Cheap Eats - The bloom is on

Chamblee’s Rose of India

It took me three visits to Rose of India before I realized the walls were painted pink. Not that it would have mattered. This is a place where the endearingly faulty design scheme is made much less noticeable by the food on the table. I did notice immediately the shabby booths with seats that lose their resolve the second you sit on them. But blistered naan and spicy curries have this curious way of alleviating minor annoyances.

Spice House: The restaurant’s Punjabi menu offers nothing the city hasn’t seen before. But there are so few kitchen missteps that it’s easily bound for go-to status. There are no oil-laden dishes that threaten a digestive crisis, or any one-curry-fits-all spicing. Eggplant bharta is hauntingly complex, with a delicacy that manages to supersede the chili; chana masala is earthy and subtly pungent; bindi bhaji (okra in a tomato-onion sauce) is nothing extraordinary, but one of the most fragrant ways to eat this equally loved and loathed vegetable. The sag dal — shredded spinach thickened and bound by a creamy, starchy mess of yellow split peas — is sufficiently substantial that you might lose sight of the meat offerings altogether. But beef, lamb, chicken and shrimp, all available with recognizable preparations in vindaloo, rogan josh, sag and tangy, yogurt-based pasanda, are so competently executed they’re difficult to ignore. You have to appreciate a kitchen that turns out boneless chunks of white-meat chicken and lamb so tender a fork is the only requisite utensil.

Fiery Furnace: Anyone who has ever successfully botched an attempt at baking naan at home (think dry, tough and tasteless) knows that often, that iconic bread/staple is best found in a restaurant. Nothing can create those chewy, bubbled, beautifully blistered breads so well as a clay tandoor oven, and Rose of India’s naan are nearly perfect. You can order them with herbs, onion, garlic, or split and slathered with a ground lamb stuffing, but the additions, as tasty as they are, almost detract from the bread’s appealing simplicity. Naan shares the oven with cast-iron platters of grilled meats, carried to the table sizzling in a coat of orangey-red spice. The meats all share the same smoky-spicy notes at the outset, but they are each rich with their respective character: Lamb tikka is cooked to a rosy pink, sweetly musky and not even a slight on the chewy side; chicken tikka, so often parched and flat, is almost shockingly juicy, even more so than the chicken tandoori, whose bone-in thigh and drumstick meat is full-flavored but lacking all of the tenderness I would expect.

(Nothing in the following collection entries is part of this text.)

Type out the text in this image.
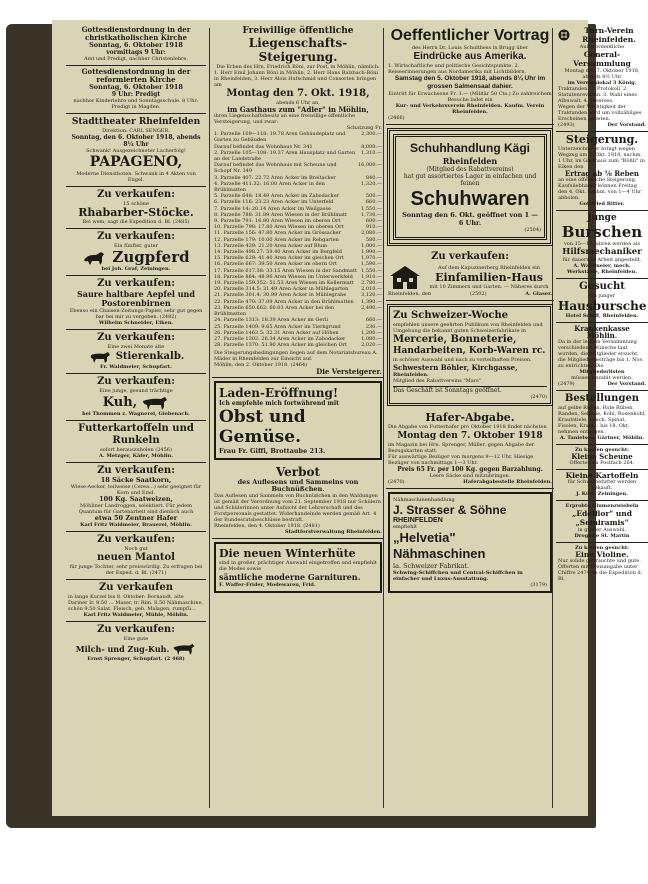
Gottesdienstordnung in der christkatholischen Kirche
Sonntag, 6. Oktober 1918
vormittags 9 Uhr:
Amt und Predigt, nachher Christenlehre.
Gottesdienstordnung in der reformierten Kirche
Sonntag, 6. Oktober 1918
9 Uhr: Predigt
nachher Kinderlehre und Sonntagsschule. 8 Uhr: Predigt in Magden.
Stadttheater Rheinfelden
Direktion: CARL SENGER.
Sonntag, den 6. Oktober 1918, abends 8¼ Uhr
Schwank! Ausgezeichneter Lacherfolg!
PAPAGENO,
Moderne Dienstboten. Schwank in 4 Akten von Engel.
Zu verkaufen:
15 schöne
Rhabarber-Stöcke.
Bei wem, sagt die Expedition d. Bl. (2485)
Zu verkaufen:
Ein fünfter, guter
Zugpferd
bei Joh. Graf, Zeiningen.
Zu verkaufen:
Saure haltbare Aepfel und Postorenbirnen
Ebenso ein Chaisen-Zeitungs-Papier, sehr gut gegen bar bei mir zu vergeben. (2482)
Wilhelm Schneider, Eiken.
Zu verkaufen:
Eine zwei Monate alte
Stierenkalb.
Fr. Waldmeier, Schupfart.
Zu verkaufen:
Eine junge, gesund trächtige
Kuh,
bei Thommen z. Wagnerei, Giebenach.
Futterkartoffeln und Runkeln
sofort herauszuholen (2456)
A. Metzger, Käfer, Möhlin.
Zu verkaufen:
18 Säcke Saatkorn,
Wiese-Aecker, teilweise (Cerea...) sehr geeignet für Korn und Emd.
100 Kg. Saatweizen,
Möhliner Landroggen, selektiert. Für jedem Quantum für Gartenarbeit sind dienlich auch
etwa 50 Zentner Hafer
Karl Fritz Waldmeier, Brauerei, Möhlin.
Zu verkaufen:
Noch gut
neuen Mantol
für junge Tochter, sehr preiswürdig. Zu erfragen bei der Exped. d. Bl. (2471)
Zu verkaufen
in lange Kurzel bis 8. Oktober: Bornandt, alte Dariner Ir. 8.50 ... Maser, tr. Rim. 8.50 Nähmaschine, schön 9.50 Salat, Fleisch, geb. Malagen, rumpfü...
Karl Fritz Waldmeier, Mühle, Möhlin.
Zu verkaufen:
Eine gute
Milch- und Zug-Kuh.
Ernst Sprenger, Schupfart. (2 468)
Freiwillige öffentliche
Liegenschafts-Steigerung.
Die Erben des Hrn. Friedrich Böni, zur Post, in Möhlin, nämlich:
1. Herr Emil Johann Böni in Möhlin, 2. Herr Hans Balzbach-Böni in Rheinfelden, 3. Herr Alois Hufschmid und Consorten bringen am
Montag den 7. Okt. 1918,
abends 6 Uhr an,
im Gasthaus zum "Adler" in Möhlin,
ihren Liegenschaftsbesitz an eine freiwillige öffentliche Versteigerung, und zwar:
Schatzung Fr.
1. Parzelle 109—118: 19.78 Aren Gebäudeplatz und Garten zu Gebäuden
2,300.—
Darauf befindet das Wohnhaus Nr. 341	8,000.—
2. Parzelle 105—108: 19.37 Aren Hausplatz und Garten an der Landstraße
1,310.—
Darauf befindet das Wohnhaus mit Scheune und Schopf Nr. 349
16,000.—
3. Parzelle 407: 22.72 Aren Acker im Breitacker	840.—
4. Parzelle 411.32: 16.00 Aren Acker in den Brühlmatten
1,320.—
5. Parzelle 648: 18.49 Aren Acker im Zabodacker	500.—
6. Parzelle 116: 23.23 Aren Acker im Unterfeld	660.—
7. Parzelle 14: 20.14 Aren Acker im Weilgasse	1,550.—
8. Parzelle 788: 31.89 Aren Wiesen in der Brühlmatt	1,730.—
9. Parzelle 791: 16.80 Aren Wiesen im oberen Ort	600.—
10. Parzelle 798: 17.80 Aren Wiesen im oberen Ort	910.—
11. Parzelle 156: 47.80 Aren Acker im Grössacker	2,080.—
12. Parzelle 179: 10.00 Aren Acker im Rebgarten	580.—
13. Parzelle 439: 21.20 Aren Acker auf Blum	1,000.—
14. Parzelle 498.27: 59.40 Aren Acker im Bergfeld	1,990.—
15. Parzelle 629: 41.40 Aren Acker im gleichen Ort	1,970.—
16. Parzelle 667: 39.50 Aren Acker im obern Ort	1,590.—
17. Parzelle 617.38: 33.15 Aren Wiesen in der Sandmatt 1,550.—
18. Parzelle 864: 48.96 Aren Wiesen im Unterwerkfeld	1,910.—
19. Parzelle 159.352: 51.53 Aren Wiesen im Kellermatt	2,780.—
20. Parzelle 314.5: 31.49 Aren Acker in Mühlegarten	2,010.—
21. Parzelle 301.4: 30.99 Aren Acker in Mühlegrabe	3,120.—
22. Parzelle 470: 37.09 Aren Acker in den Brühlmatten	1,390.—
23. Parzelle 650.662: 60.03 Aren Acker bei den Brühlmatten
2,490.—
24. Parzelle 1313: 18.39 Aren Acker im Gerli	660.—
25. Parzelle 1409: 9.65 Aren Acker im Tierkgrund	230.—
26. Parzelle 1463.5: 32.31 Aren Acker auf Höhen	1,200.—
27. Parzelle 1302: 26.34 Aren Acker im Zabodacker	1,080.—
28. Parzelle 1370: 51.90 Aren Acker im gleichen Ort	2,020.—
Die Steigerungsbedingungen liegen auf dem Notariatsbureau A. Mäder in Rheinfelden zur Einsicht auf.
Möhlin, den 2. Oktober 1918. (2464)
Die Versteigerer.
Laden-Eröffnung!
Ich empfehle mich fortwährend mit
Obst und Gemüse.
Frau Fr. Giffi, Brottaube 213.
Verbot
des Auflesens und Sammelns von Buchnüßchen.
Das Auflesen und Sammeln von Buchnüßchen in den Waldungen ist gemäß der Verordnung vom 21. September 1918 nur Schülern und Schülerinnen unter Aufsicht der Lehrerschaft und des Forstpersonals gestattet. Widerhandelnde werden gemäß Art. 4 der Bundesratsbeschlüsse bestraft.
Rheinfelden, den 4. Oktober 1918. (2481)
Stadtforstverwaltung Rheinfelden.
Die neuen Winterhüte
sind in großer, prächtiger Auswahl eingetroffen und empfiehlt die Modes sowie
sämtliche moderne Garnituren.
F. Waffer-Frider, Modewaren, Frid.
Oeffentlicher Vortrag
des Herrn Dr. Louis Schulthess in Brugg über
Eindrücke aus Amerika.
1. Wirtschaftliche und politische Gesichtspunkte. 2. Reiseerinnerungen aus Nordamerika mit Lichtbildern.
Samstag den 5. Oktober 1918, abends 8¼ Uhr im grossen Salmensaal dahier.
Eintritt für Erwachsene Fr. 1.— (Militär 50 Cts.) Zu zahlreichem Besuche ladet ein
Kur- und Verkehrsverein Rheinfelden. Kaufm. Verein Rheinfelden.
(2466)
Schuhhandlung Kägi
Rheinfelden
(Mitglied des Rabattvereins)
hat gut assortiertes Lager in einfachen und feinen
Schuhwaren
Sonntag den 6. Okt. geöffnet von 1 — 6 Uhr.
(2504)
Zu verkaufen:
Auf dem Kapuzinerberg Rheinfelden ein
Einfamilien-Haus
mit 10 Zimmern und Garten. — Näheres durch
Rheinfelden, den	(2502)	A. Glaser.
Zu Schweizer-Woche
empfehlen unsere geehrten Publikum von Rheinfelden und Umgebung die bekannt guten Schweizerfabrikate in
Mercerie, Bonneterie,
Handarbeiten, Korb-Waren rc.
in schöner Auswahl und nach zu vorteilhaften Preisen.
Schwestern Böhler, Kirchgasse,
Rheinfelden.
Mitglied des Rabattvereins "Mars"
Das Geschäft ist Sonntags geöffnet.
(2470)
Hafer-Abgabe.
Die Abgabe von Futterhafer pro Oktober 1918 findet nächsten
Montag den 7. Oktober 1918
im Magazin bei Hrn. Sprenger, Müller, gegen Abgabe der Bezugskarten statt.
Für auswärtige Bezüger von morgens 9—12 Uhr. Hiesige Bezüger von nachmittags 1—3 Uhr.
Preis 65 Fr. per 100 Kg. gegen Barzahlung.
Leere Säcke sind mitzubringen.
(2470)	Haferabgabestelle Rheinfelden.
Nähmaschinenhandlung
J. Strasser & Söhne
RHEINFELDEN
empfiehlt
„Helvetia" Nähmaschinen
la. Schweizer Fabrikat.
Schwing-Schiffchen und Central-Schiffchen in einfacher und Luxus-Ausstattung.
(3179)
Turn-Verein Rheinfelden.
Außerordentliche
General-Versammlung
Montag den 7. Oktober 1918, abends 8½ Uhr
im Vereinslokal 3 König.
Traktanden: 1. Protokoll. 2. Statutenrevision. 3. Wahl eines Albuwalt. 4. Diverses.
Wegen der Wichtigkeit der Traktanden wird um vollzähliges Erscheinen gebeten.
(2493)	Der Vorstand.
Steigerung.
Unterzeichneter bringt wegen Wegzug am 7. Okt. 1918, nachm. 1 Uhr, im Gasthaus zum "Rößli" in Eiken den
Ertrag ab ⅛ Reben
an eine öffentliche Steigerung. Kaufsliebhaber können Freitag den 4. Okt. nachm. von 1—4 Uhr abholen.
Gottfried Ritter.
Junge
Burschen
von 15—17 Jahren werden als
Hilfsmechaniker
für dauernde Arbeit angestellt.
A. Waldmeier, mech. Werkstätte, Rheinfelden.
Gesucht
ein junger
Hausbursche
Hotel Schiff, Rheinfelden.
Krankenkasse Möhlin.
Da in der letzten Versammlung verschiedene Wünsche laut wurden, die Mitglieder ersucht, die Mitgliederbeiträge bis 1. Nov. zu entrichten. Die
Mitgliederlisten
müssen bezahlt werden.
(2479)	Der Vorstand.
Bestellungen
auf gelbe Rüben, Rote Rüben, Randen, Sellerie, Kohl, Rosenkohl, Krautstiele, Lauch, Spinat, Fisolen, Kraut... bis 18. Okt. nehmen entgegen
A. Tanielsen, Gärtner, Möhlin.
Zu kaufen gesucht:
Kleine Scheune
Offerten an Postfach 264.
Kleine Kartoffeln
für Schweinefutter werden gekauft.
J. Kürt, Zeiningen.
Erprobte Blumenzwiebeln
„Edelflor" und „Semiramis"
in großer Auswahl.
Drogerie St. Martin
Zu kaufen gesucht:
Eine Violine.
Nur solide gebrauchte und gute. Offerten mit Preisangabe unter Chiffre 2474 an die Expedition d. Bl.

Lunch Rush: None of this food is especially pricey, but the real cheap eats are on the lunch menu. In lieu of the ubiquitous Indian lunch buffet (there’s not a single steam table in the place), the $6 lunch special includes a bowl of mulligatawny, an entree, rice or naan and spiced tea.

By the time I noticed the decor, the food had won me over. This is a kitchen whose warm, gracious spices and alternating textures of chewy, creamy and crisp implore you to thoroughly immerse yourself in eating, forgetting the oddball clash of landscape watercolors, tiger family portraits and tapestries that trim those pink walls. The vibrant, redolent platters on the table are far more attention-worthy, along with the oversized goblet of toasted fennel seeds on the foyer desk that promise to mercifully relieve some of the ill effects of overindulgence. And at Rose of India, self-restraint is a tall order.